Factorization of $x^8-x$ over $F_2$ and $F_4$
Solution 1:
This is an answer to "Is there a strategy to find this out?" referring to the factorization shown in Jack D'Aurizio's answer.
In this case, the factorization is easy to discover by simple calculations. First, we note that there are no repeated roots since $x^8-x$ and its formal derivative $8x^7-1 = -1$ are relatively prime polynomials. Next, we have the obvious factorization $$\begin{align}x^8-x &= x(x-1)(x^6 + x^5 + x^4 + x^3 + x^2 + x + 1)\\ &= x(x+1)(x^6 + x^5 + x^4 + x^3 + x^2 + x + 1) \end{align}$$ where the factors of $x^6 + x^5 + x^4 + x^3 + x^2 + x + 1$ (if any) must be irreducible polynomials of degree $2$ or more; we have already accounted for all the degree-$1$ factors of $x^8-x$. Now, the only irreducible quadratic is $x^2+x+1$ (all other quadratic polynomials have $x$ or $x+1$ as factors), and it is easy to verify (by inspection, almost!) that $x^2+x+1$ does not divide $x^6 + x^5 +\cdots+ x + 1$. Turning to cubic polynomials, we can discard $x^3+1$ and $x^3+x^2+x+1$ as possible candidates since they both have $x+1$ as a factor.
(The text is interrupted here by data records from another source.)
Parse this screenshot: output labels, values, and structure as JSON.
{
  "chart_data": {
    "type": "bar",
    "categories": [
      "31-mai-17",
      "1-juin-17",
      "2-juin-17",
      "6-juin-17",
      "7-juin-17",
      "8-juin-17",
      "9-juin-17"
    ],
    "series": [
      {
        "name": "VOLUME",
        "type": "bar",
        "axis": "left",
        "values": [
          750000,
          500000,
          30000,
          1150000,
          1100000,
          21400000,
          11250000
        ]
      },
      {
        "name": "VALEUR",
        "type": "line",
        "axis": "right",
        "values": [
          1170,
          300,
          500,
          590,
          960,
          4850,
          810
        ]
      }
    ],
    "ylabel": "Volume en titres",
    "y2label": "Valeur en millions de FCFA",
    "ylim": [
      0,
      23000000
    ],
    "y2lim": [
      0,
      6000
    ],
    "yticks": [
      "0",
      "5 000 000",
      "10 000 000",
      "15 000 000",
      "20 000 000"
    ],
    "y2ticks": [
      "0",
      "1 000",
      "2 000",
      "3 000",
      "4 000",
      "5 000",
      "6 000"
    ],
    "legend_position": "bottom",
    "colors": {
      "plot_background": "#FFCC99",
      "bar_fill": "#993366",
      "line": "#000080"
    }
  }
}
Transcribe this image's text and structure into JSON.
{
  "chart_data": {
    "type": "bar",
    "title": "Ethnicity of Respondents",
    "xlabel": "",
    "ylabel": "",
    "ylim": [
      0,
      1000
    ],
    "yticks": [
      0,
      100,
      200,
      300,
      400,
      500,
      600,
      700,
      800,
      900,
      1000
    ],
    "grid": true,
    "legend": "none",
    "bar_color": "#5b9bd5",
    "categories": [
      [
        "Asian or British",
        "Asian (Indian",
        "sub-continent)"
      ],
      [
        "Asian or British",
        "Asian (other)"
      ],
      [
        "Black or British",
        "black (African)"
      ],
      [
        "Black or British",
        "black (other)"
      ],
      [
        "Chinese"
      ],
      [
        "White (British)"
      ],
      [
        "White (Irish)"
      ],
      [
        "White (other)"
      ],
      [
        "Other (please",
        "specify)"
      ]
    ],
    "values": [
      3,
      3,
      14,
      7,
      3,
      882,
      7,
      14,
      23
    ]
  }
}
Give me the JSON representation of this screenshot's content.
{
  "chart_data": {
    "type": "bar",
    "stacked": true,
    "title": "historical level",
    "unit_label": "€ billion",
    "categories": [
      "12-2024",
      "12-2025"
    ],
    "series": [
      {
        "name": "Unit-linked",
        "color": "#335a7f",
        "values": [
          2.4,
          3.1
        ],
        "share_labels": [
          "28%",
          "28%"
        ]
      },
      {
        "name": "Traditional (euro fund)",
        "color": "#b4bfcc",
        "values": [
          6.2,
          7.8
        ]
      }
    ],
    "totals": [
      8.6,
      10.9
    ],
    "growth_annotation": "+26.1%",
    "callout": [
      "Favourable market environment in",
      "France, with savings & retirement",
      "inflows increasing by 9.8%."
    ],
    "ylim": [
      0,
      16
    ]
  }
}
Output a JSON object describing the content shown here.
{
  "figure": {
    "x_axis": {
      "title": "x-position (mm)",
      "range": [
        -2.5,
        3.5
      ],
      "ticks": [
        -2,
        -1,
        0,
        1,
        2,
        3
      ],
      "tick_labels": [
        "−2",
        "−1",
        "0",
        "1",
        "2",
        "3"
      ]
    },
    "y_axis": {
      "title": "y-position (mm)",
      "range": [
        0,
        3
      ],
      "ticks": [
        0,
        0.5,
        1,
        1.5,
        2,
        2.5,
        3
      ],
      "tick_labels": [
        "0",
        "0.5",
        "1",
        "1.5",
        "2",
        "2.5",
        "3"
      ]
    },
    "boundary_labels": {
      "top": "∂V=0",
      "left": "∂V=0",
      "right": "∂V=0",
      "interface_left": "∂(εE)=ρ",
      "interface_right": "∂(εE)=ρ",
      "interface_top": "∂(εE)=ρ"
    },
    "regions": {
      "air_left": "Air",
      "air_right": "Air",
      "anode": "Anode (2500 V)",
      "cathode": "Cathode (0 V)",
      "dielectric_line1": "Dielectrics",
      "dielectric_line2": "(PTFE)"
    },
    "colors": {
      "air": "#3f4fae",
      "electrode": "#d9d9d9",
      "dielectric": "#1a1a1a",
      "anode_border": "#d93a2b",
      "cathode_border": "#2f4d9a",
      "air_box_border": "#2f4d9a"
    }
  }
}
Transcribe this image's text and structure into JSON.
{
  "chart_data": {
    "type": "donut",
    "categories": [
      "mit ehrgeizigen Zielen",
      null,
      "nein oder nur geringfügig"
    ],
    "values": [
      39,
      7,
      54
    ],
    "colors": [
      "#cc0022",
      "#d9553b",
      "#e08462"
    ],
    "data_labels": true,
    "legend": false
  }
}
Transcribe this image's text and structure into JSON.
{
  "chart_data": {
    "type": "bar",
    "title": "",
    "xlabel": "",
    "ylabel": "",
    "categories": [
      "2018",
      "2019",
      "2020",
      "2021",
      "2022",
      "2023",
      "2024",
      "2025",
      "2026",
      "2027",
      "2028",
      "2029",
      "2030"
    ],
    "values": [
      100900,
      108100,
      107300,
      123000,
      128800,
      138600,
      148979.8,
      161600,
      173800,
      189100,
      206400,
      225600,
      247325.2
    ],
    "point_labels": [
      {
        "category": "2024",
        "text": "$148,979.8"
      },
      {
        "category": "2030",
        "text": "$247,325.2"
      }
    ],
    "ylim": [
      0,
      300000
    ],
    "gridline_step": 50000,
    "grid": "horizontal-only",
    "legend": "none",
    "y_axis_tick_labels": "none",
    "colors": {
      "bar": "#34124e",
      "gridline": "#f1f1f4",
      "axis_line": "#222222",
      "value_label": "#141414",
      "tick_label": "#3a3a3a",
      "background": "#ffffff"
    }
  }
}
So we are left with irreducible cubic $x^3+x^2+1$ and $x^3+x+1$ as possibilities, and it is with much joy and satisfaction that we verify that their product does indeed equal $x^6 + x^5 + x^4 + x^3 + x^2 + x + 1$ giving us that $$x^8-x = x(x-1)(x^3+x^2+1)(x^3+x+1).\tag{1}$$